Una domenica, non qui a San Francesco ma in un’altra parrocchia, mentre sto per chiudere la chiesa, saluto un gruppetto di signore fermatesi per godersi una serena chiacchiera domenicale. «Don Massimo, questa signora domenica prossima festeggia quarant’anni di matrimonio!».
Interviene subito un’altra che con fare scherzoso ribatte: «Quarant’anni? 

Ma dai! E sei ancora assieme?». L’interessata risponde: «E sul più bello che ho imparato a volergli bene, vuoi che lo lasci proprio ora?».
I rapporti prima o poi arrugginiscono, si fanno faticosi; il lavoro non porta più soddisfazioni; i figli sembrano non accogliere il bene loro donato e cercano fuori casa punti di riferimento; le parrocchie guardano con distrazione e sufficienza alle iniziative proposte; le istituzioni sembrano nemiche o comunque poco attente al vissuto; qualcuno in cui si era posto fiducia, delude; le amicizie con l’andar degli anni si diradano e perdono di intensità; i governanti che si erano presentati come garanti del cambiamento da tutti invocato deludono più e peggio di chi li ha preceduti…

Quante volte si pensa che scappare sia la soluzione alla frustrazione che la fatica prima o poi fa provare a tutti?

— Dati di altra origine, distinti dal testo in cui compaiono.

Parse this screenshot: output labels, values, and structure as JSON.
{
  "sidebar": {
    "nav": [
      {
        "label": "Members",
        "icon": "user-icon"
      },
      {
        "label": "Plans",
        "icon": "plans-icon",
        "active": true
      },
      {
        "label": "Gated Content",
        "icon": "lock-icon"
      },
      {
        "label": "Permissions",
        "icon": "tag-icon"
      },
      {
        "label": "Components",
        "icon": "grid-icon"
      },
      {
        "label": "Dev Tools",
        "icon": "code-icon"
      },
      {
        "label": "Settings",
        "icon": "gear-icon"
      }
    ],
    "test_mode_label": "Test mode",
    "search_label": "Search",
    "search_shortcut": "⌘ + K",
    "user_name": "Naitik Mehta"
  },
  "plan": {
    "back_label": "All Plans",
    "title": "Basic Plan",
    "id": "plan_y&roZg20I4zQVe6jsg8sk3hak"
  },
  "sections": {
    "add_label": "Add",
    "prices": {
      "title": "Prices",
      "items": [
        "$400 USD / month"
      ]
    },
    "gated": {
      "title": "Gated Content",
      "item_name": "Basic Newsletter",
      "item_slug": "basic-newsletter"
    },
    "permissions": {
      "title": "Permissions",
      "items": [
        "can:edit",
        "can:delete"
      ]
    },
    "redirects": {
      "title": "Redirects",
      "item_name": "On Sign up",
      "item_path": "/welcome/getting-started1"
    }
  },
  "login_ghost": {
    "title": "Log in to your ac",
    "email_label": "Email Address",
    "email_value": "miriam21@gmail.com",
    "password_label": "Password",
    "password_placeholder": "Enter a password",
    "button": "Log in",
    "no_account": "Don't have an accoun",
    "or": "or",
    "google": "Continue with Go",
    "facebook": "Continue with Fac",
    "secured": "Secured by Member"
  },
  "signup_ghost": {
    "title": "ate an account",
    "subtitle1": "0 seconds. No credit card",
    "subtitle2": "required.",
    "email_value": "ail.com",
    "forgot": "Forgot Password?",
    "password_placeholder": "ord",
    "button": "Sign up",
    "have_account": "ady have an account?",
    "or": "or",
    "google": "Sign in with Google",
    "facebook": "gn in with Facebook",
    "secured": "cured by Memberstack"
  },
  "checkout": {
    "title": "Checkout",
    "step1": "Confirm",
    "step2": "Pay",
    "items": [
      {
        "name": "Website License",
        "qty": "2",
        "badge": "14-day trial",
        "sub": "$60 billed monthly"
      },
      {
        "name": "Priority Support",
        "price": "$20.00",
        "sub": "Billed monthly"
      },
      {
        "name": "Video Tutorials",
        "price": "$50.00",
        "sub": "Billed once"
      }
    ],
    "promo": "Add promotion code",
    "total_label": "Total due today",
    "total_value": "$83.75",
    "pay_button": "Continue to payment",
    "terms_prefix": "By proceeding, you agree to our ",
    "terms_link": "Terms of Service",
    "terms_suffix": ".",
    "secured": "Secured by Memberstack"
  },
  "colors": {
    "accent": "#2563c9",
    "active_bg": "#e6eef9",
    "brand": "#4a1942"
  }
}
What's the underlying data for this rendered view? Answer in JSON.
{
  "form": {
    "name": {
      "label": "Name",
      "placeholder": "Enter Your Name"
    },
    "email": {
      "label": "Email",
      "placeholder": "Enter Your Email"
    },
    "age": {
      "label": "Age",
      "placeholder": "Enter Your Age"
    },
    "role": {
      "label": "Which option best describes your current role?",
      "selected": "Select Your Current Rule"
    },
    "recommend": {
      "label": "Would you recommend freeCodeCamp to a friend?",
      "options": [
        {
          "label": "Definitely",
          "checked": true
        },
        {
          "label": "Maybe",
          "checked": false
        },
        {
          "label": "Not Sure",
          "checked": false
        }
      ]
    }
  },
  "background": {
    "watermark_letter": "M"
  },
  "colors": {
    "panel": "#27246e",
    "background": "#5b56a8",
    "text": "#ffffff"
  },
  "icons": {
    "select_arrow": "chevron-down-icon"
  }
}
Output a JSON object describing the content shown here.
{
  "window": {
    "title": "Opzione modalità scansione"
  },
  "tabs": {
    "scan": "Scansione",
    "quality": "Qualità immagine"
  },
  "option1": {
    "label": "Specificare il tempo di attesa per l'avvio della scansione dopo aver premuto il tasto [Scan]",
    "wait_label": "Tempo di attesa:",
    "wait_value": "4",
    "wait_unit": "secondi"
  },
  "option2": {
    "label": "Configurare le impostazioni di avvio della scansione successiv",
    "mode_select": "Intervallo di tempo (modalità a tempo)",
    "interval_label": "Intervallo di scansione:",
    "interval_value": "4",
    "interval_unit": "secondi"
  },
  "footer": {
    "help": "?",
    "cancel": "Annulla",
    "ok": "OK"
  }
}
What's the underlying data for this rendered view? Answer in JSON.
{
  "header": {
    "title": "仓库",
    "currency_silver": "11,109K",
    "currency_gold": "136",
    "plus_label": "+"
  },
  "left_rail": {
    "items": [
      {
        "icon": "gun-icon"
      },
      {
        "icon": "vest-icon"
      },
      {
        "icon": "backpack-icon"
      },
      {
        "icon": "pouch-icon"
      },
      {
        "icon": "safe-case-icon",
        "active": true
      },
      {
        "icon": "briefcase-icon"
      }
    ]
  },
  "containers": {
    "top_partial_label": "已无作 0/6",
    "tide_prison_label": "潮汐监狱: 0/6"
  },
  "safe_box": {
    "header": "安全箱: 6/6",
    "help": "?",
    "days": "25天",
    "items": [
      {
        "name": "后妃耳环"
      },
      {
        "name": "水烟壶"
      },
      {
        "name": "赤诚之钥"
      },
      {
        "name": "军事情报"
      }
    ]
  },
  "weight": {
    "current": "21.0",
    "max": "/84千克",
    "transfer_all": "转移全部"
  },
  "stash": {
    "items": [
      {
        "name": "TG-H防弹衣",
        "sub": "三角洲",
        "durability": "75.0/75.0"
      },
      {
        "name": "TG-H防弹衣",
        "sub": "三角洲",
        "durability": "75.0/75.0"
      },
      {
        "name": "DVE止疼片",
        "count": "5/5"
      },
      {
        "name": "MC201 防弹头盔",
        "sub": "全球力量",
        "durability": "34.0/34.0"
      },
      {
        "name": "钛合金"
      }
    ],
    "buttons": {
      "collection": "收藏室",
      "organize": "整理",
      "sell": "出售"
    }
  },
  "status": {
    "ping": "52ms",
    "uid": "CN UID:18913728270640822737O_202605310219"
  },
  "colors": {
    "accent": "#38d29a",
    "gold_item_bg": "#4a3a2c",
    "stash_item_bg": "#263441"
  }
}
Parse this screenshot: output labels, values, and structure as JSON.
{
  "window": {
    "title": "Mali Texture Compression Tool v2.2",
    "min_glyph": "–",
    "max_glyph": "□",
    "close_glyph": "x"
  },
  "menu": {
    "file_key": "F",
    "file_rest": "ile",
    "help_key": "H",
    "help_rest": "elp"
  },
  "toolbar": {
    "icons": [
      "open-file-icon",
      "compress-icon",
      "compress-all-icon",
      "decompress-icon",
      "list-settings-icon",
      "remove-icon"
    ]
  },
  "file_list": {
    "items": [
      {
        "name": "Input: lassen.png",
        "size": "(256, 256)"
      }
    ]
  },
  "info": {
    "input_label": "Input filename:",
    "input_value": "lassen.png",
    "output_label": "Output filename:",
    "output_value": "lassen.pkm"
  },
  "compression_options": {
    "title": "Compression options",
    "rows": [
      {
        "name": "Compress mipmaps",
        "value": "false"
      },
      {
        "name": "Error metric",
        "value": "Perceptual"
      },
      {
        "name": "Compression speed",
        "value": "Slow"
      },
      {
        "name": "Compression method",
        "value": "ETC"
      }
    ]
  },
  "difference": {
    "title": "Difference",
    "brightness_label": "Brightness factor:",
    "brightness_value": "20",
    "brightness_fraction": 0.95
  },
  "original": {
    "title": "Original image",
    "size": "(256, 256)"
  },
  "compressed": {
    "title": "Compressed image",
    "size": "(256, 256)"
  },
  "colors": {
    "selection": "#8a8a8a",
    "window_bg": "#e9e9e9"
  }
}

Quando si è ragazzi si vorrebbe crescere e quando si è cresciuti si vorrebbe tornare ragazzi. Quando si ha un’età se ne vorrebbe un’altra e quando questa si è raggiunta si cerca di fuggirla.
Si è in un posto e se ne desidera un altro, si sta vivendo un’esperienza e il pensiero corre a quello che ci aspetta o a quello che si è lasciato. E così via…
È questa incapacità di “stare”, che impedisce alla mente e al cuore di imparare il linguaggio della fatica per far maturare in frutto ciò che sembra non esserci ancora.
Ripenso alla signora diabetica senza piedi, ripenso all’artigiano di Capodimonte, ripenso alla signora del 40° anniversario, a come hanno tramutato la loro fatica in bellezza. Anche il loro esempio, semplice ma pieno di esperienza e umanità vissuta, mi aiuta a capire quello che Gesù dice: «Non scappare, sta’ al tuo posto. Sta' al tuo posto e impara; non aver fretta, non fuggire dalla fatica di un’esperienza buttandoti in un’altra. Impara, taglia la pigrizia, taglia i modi che impoveriscono. Rimani, sta’ fedele al tuo posto e il frutto verrà».
Penso però, che nemmeno il solo rimanere può bastare a garantire la riuscita del frutto. A volte rimanere può somigliare a una condanna o può essere un modo per stare in schiavitù.
Ciò che aiuta il rimanere a portare frutto, ciò che tramuta la fatica in bellezza, ciò che dona alla fatica significato e la dirige al traguardo, tutto questo viene dalla forza che nasce quando si ha, si sta, si rimane accanto a qualcuno che ci vuol bene: «Chi rimane in me, e io in lui, porta molto frutto, perché senza di me non potete far nulla».
Rimanere nel modo di fare di Gesù, nel modo di pensare di Gesù, nel modo di giudicare di Gesù, nel modo di pregare di Gesù, nel modo di capire di Gesù. L’alternativa è la fatica che diventa frustrazione.
Quanto abbiamo bisogno oggi di queste persone, esperte di vita e non di inconcludenza, di persone che come Gesù abbiano imparato a obbedire a ciò che la vita porta e propone e che, stando nell’amore, tramutino ogni cosa acerba in frutto buono.